I could not agree with Dyson more than when he says, “The purpose of punishment is to coerce compliance and secure control, and failing that, to inflict pain as a form of revenge….” When will we grow as a society and understand the roots of our pain so we can heal and stop passing on the behaviors we were brought up with that planted that pain; the behaviors that instill fear; the behaviors that beget the same behaviors?

Does Adrian Peterson consciously believe that his switch will prevent his son being killed by a cop’s gun, or is he unconsciously passing on the beatings his mother gave him (her admission) as the result of her fear of what would happen without her beatings? As I begin to understand the roots of these beatings in slavery, compassion replaces judgment. It is only through compassion that we as a culture can see the need for help and provide it.
The argument that “I turned out okay” does not hold water. When we automatically and thoughtlessly re-enact treatment used on us out of fear, we are not okay. Nor is the next generation that suffers that abuse. Adrian Peterson and other celebrities recently in the spotlight may serve as our “whipping boys”. They may be punished severely rather than benched for a couple of games. But is this enough?

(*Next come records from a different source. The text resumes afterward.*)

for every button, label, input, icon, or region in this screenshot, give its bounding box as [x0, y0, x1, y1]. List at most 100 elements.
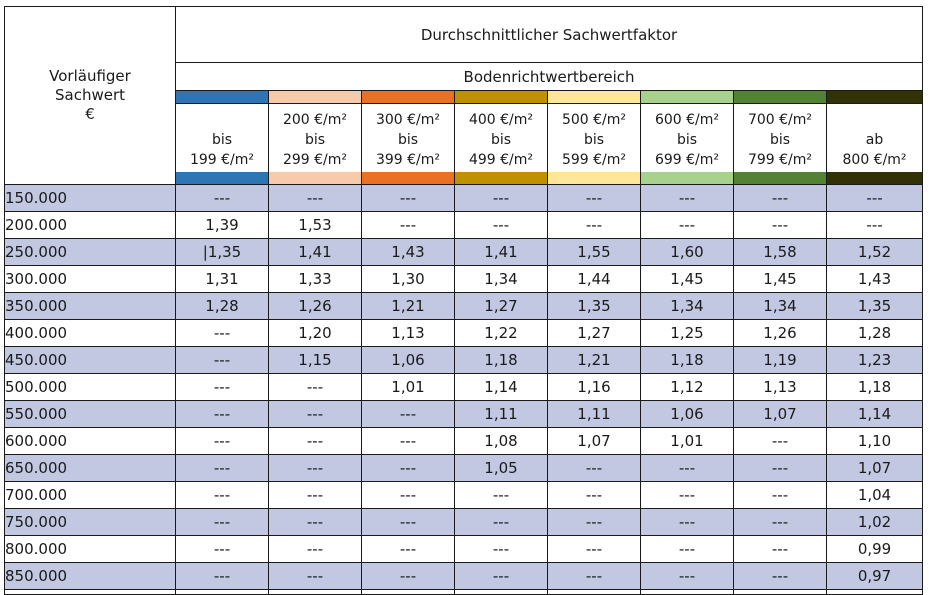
table-row: 200.000 1,39 1,53 --- --- --- --- --- ---	[4, 211, 924, 239]
range-color-bar	[176, 91, 268, 104]
range-color-bar	[455, 172, 547, 184]
factor-cell: 1,53	[268, 211, 362, 239]
range-header-cell: ab 800 €/m²	[825, 90, 924, 185]
table-row: 550.000 --- --- --- 1,11 1,11 1,06 1,07 1,14	[4, 400, 924, 428]
range-label-line: bis	[211, 132, 233, 148]
factor-cell: 1,34	[454, 265, 548, 293]
factor-cell: ---	[640, 454, 734, 482]
factor-cell: ---	[733, 535, 827, 563]
range-label: 500 €/m² bis 599 €/m²	[548, 104, 640, 172]
factor-cell: 1,12	[640, 373, 734, 401]
range-color-bar	[455, 91, 547, 104]
table-row: 300.000 1,31 1,33 1,30 1,34 1,44 1,45 1,45 1,43	[4, 265, 924, 293]
factor-cell: ---	[361, 535, 455, 563]
factor-cell: ---	[175, 535, 269, 563]
tail-cell	[361, 589, 455, 595]
table-subtitle: Bodenrichtwertbereich	[174, 62, 924, 91]
range-color-bar	[641, 172, 733, 184]
factor-cell: 1,44	[547, 265, 641, 293]
row-header-cell: Vorläufiger Sachwert €	[4, 6, 176, 185]
range-label: 300 €/m² bis 399 €/m²	[362, 104, 454, 172]
range-header-cell: 300 €/m² bis 399 €/m²	[361, 90, 455, 185]
factor-cell: 1,31	[175, 265, 269, 293]
factor-cell: ---	[733, 427, 827, 455]
factor-cell: ---	[175, 184, 269, 212]
factor-cell: ---	[454, 562, 548, 590]
factor-cell: ---	[640, 481, 734, 509]
range-label-line: 300 €/m²	[375, 112, 441, 128]
range-label-line: ab	[865, 132, 884, 148]
factor-cell: 1,21	[547, 346, 641, 374]
sachwert-label: 200.000	[4, 211, 176, 239]
factor-cell: 1,19	[733, 346, 827, 374]
range-label-line: 399 €/m²	[375, 152, 441, 168]
factor-cell: 1,43	[361, 238, 455, 266]
factor-cell: 1,18	[640, 346, 734, 374]
factor-cell: 0,99	[825, 535, 924, 563]
range-label-line: 599 €/m²	[561, 152, 627, 168]
factor-cell: ---	[547, 211, 641, 239]
factor-cell: 1,11	[547, 400, 641, 428]
range-label-line: 800 €/m²	[842, 152, 907, 168]
factor-cell: 1,26	[733, 319, 827, 347]
table-row: 250.000 |1,35 1,41 1,43 1,41 1,55 1,60 1,58 1,52	[4, 238, 924, 266]
factor-cell: 1,07	[825, 454, 924, 482]
factor-cell: ---	[733, 562, 827, 590]
factor-cell: 1,34	[733, 292, 827, 320]
range-label-line: 400 €/m²	[468, 112, 534, 128]
range-label-line: 700 €/m²	[747, 112, 813, 128]
row-header-line: €	[85, 105, 95, 123]
factor-cell: 1,06	[361, 346, 455, 374]
table-row: 700.000 --- --- --- --- --- --- --- 1,04	[4, 481, 924, 509]
factor-cell: 1,30	[361, 265, 455, 293]
factor-cell: 1,35	[825, 292, 924, 320]
factor-cell: ---	[175, 373, 269, 401]
factor-cell: 1,05	[454, 454, 548, 482]
factor-cell: 1,58	[733, 238, 827, 266]
range-color-bar	[362, 91, 454, 104]
table-row: 800.000 --- --- --- --- --- --- --- 0,99	[4, 535, 924, 563]
factor-cell: ---	[175, 400, 269, 428]
sachwert-label: 750.000	[4, 508, 176, 536]
factor-cell: 1,28	[175, 292, 269, 320]
range-color-bar	[269, 91, 361, 104]
range-label-line: bis	[583, 132, 605, 148]
factor-cell: ---	[454, 481, 548, 509]
tail-cell	[733, 589, 827, 595]
sachwertfaktor-table: Vorläufiger Sachwert € Durchschnittliche…	[4, 6, 924, 595]
range-label-line: 499 €/m²	[468, 152, 534, 168]
factor-cell: ---	[547, 508, 641, 536]
factor-cell: 1,39	[175, 211, 269, 239]
factor-cell: 0,97	[825, 562, 924, 590]
range-header-cell: 400 €/m² bis 499 €/m²	[454, 90, 548, 185]
factor-cell: ---	[640, 535, 734, 563]
tail-cell	[4, 589, 176, 595]
range-header-row: bis 199 €/m² 200 €/m² bis 299 €/m² 300 €/m² bi…	[5, 90, 924, 185]
factor-cell: ---	[454, 508, 548, 536]
factor-cell: ---	[361, 427, 455, 455]
table-row: 350.000 1,28 1,26 1,21 1,27 1,35 1,34 1,34 1,35	[4, 292, 924, 320]
sachwert-label: 300.000	[4, 265, 176, 293]
factor-cell: ---	[733, 211, 827, 239]
factor-cell: ---	[547, 535, 641, 563]
range-header-cell: 700 €/m² bis 799 €/m²	[733, 90, 827, 185]
factor-cell: 1,14	[454, 373, 548, 401]
factor-cell: ---	[175, 427, 269, 455]
factor-cell: ---	[733, 454, 827, 482]
factor-cell: ---	[547, 562, 641, 590]
factor-cell: ---	[825, 184, 924, 212]
table-row: 750.000 --- --- --- --- --- --- --- 1,02	[4, 508, 924, 536]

Compassion for the history of the black family with its fears for a child’s life at the hands of the white man is poignant, terribly sad, shameful, and important for our understanding, yet it still does not condone violent treatment. Education is imperative. I would much rather see Peterson required to take parenting classes and become a spokesperson for breaking the cycle. What good will suspending him from football do his son?

The question to all of us is, what fears at our backs are informing our parenting? Are we parenting effectively for each individual child or are we merely keeping the wolf from the door?